The study is intriguing because it shows how phosphorylation promotes fracture toughness of bone if osteopontin is present. However, this reviewer still struggles with the authors' interpretation of the mechanisms by which phosphorylation does this (they propose 3). A number of questions come up after reading the Abstract and Discussion. I like the concept that modulus and strength increases with phosphorylation but at a cost of decreasing strain after some threshold. The authors just need to do a better job describing each mechanism and how they are inter-related so that readers don't have to interpret their interpretation.

How did the authors decide on fitting a quadratic equation to fracture toughness vs. phosphorylation levels of WT bone? To this reviewer, it looks like fracture toughness plateaued after 1.5 in Figure 8A. What about fitting an exponential function, exp(1/phos)?

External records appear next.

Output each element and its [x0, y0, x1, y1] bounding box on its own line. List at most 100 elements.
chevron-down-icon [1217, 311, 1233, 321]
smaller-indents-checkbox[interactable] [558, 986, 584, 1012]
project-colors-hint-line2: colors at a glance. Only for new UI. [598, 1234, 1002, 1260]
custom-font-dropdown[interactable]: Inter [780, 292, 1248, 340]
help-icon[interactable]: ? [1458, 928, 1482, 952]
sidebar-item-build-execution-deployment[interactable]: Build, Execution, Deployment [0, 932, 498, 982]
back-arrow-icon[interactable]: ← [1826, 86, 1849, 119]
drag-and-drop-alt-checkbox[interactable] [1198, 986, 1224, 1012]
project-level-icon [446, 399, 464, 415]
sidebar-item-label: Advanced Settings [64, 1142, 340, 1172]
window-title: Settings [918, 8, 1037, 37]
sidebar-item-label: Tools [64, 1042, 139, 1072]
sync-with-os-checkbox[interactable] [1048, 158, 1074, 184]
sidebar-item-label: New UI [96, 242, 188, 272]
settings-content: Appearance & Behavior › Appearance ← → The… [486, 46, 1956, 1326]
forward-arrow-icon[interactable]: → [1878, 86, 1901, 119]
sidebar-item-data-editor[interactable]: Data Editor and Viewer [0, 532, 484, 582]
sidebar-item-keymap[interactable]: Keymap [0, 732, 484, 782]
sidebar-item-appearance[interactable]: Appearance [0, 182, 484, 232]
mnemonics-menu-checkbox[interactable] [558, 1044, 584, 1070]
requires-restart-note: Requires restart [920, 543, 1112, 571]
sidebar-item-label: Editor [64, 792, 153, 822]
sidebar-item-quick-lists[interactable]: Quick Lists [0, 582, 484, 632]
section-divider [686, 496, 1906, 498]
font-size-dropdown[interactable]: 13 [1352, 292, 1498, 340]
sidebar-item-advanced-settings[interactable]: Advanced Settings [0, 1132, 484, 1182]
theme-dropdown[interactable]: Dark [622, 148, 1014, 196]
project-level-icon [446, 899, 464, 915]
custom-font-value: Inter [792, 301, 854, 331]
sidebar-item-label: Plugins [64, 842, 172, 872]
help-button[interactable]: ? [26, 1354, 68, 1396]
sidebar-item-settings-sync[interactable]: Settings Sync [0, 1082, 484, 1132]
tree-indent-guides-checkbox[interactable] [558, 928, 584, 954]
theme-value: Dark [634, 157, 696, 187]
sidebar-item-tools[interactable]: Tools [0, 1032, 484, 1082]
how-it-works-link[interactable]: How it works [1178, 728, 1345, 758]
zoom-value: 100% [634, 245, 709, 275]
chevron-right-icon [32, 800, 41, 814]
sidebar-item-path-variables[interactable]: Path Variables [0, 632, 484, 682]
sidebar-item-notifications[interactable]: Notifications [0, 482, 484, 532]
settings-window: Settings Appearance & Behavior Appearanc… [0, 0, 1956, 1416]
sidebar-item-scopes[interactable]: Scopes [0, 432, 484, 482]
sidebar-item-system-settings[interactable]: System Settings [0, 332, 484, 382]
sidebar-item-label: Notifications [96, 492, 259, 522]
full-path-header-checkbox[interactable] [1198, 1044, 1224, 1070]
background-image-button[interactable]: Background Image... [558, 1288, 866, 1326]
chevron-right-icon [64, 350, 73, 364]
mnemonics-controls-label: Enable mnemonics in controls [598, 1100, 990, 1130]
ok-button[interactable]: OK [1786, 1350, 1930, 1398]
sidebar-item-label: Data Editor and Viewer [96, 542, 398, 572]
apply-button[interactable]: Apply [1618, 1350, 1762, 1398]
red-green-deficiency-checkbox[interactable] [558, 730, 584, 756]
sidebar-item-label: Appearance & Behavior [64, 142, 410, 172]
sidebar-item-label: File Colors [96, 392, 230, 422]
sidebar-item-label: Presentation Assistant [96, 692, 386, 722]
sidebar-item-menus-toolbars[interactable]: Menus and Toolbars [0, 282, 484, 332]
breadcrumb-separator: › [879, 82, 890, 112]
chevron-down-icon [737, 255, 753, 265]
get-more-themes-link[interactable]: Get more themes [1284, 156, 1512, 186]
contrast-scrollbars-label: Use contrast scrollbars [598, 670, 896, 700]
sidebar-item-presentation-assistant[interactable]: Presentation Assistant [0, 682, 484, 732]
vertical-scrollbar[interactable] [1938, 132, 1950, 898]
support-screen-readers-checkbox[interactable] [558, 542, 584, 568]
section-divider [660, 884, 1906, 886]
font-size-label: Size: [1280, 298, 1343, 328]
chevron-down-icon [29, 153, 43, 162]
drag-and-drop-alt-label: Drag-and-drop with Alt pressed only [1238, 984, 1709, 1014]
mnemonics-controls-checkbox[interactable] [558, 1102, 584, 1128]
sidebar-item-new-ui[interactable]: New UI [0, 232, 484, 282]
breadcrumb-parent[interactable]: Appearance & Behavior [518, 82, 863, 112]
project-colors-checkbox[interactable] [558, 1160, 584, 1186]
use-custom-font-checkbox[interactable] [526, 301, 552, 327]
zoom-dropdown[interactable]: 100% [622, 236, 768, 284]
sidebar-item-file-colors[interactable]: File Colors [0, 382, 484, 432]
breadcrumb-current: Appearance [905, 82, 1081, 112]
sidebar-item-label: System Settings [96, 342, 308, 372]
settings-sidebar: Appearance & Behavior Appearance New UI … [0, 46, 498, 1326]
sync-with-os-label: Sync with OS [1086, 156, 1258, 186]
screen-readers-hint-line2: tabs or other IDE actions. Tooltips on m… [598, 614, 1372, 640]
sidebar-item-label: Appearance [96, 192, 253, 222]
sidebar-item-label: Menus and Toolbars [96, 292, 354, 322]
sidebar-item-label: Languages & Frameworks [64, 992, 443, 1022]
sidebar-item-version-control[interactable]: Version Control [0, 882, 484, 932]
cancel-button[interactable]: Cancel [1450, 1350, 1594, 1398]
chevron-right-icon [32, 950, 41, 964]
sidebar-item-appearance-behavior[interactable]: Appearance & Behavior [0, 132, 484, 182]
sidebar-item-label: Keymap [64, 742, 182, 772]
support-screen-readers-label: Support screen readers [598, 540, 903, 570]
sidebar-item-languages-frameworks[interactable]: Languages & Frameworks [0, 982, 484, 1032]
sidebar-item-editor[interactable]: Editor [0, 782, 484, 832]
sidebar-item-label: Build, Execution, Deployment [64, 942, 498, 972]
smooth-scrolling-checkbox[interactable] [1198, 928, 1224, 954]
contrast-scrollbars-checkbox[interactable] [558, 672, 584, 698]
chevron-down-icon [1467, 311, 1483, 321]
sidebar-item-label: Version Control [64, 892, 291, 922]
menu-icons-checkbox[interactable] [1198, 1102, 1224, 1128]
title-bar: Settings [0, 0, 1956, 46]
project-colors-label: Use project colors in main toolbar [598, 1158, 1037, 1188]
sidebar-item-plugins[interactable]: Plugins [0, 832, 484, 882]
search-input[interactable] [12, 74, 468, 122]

Thank you for the suggestion. Kindly note that as mentioned above, an exponential function rather than a quadratic function is now used to fit the relationship between phosphorylation levels and fracture toughness of WT bone subjected to ex vivo phosphorylation/dephosphorylation (Figure 8A).

Discussion: "However, further increase in the degree of most favorable interaction (i.e. larger than the "sweet spot" level) can cause a rapid decrease in ultimate strain, and thus, energy dissipation." What is the physical mechanism that supports this assertion? In other words, why doesn't the increase fiber network modulus and strength continue to increase with an increase in phosphorylation?

It is possible that fiber realignment and altering the net effective charge on the protein network can have detrimental effects on bulk tissue strain and thus fracture toughness. However, in light of the updated Figures 8A and 8B, these previous statements have been removed.

Another thing that is challenging to the interpretation of the results is that fact OPN bridges mineral crystals, presumably more bridges with more phosphorylation. Correct? This is the first mechanism described. In the OPN^-/- bone, this mechanism is gone. Is the relationship between fracture toughness of OPN^-/- bone and phosphorylation levels (from the 2 enzyme treatments) non-linear? Sorry, Figure 8B is not too convincing with only 4 data points.

The interpretation of the result that OPN bridges mineral crystals and more bridges are formed with more phosphorylation is correct. This mechanism explains the continuous relationship between increased phosphorylation levels and increased fracture toughness with the presence of osteopontin as shown in Figure 8A. However, in the absence of OPN there seems to be an alternative mechanism where the phosphorylation and dephosphorylation of bone matrix increases and decreases toughness in a binary/step-wise fashion as seen from the results in Figure 4 and Figure 5. In particular, we postulate that the increase in global phosphorylation of other bone matrix proteins in the absence of OPN (e.g., other SIBLING matrix proteins) may potentially result in increased protein alignment and larger interfilament distance between mineralized collagen fibrils to a detrimental degree that decreases matrix interaction, energy dissipation, and consequently fracture resistance. Taken together, these results show that phosphorylation affects bone toughness through two mechanisms. First involving increased bridge formation between OPN and mineral crystals (adhesion) and between OPN molecules (cohesion) with increasing phosphorylation, and the second involving other SIBLING proteins where increased phosphorylation results in increased protein alignment and larger interfilament distance leading to decreased matrix interaction and fracture resistance. Recent work has also shown that the characteristic fibrillar structure of collagen is lost and the collagen network is disorganized when Osteopontin is absent (Depalle et al., 2020) which is likely to affect mechanical function of OPN KO mice. Please refer to the Discussion section.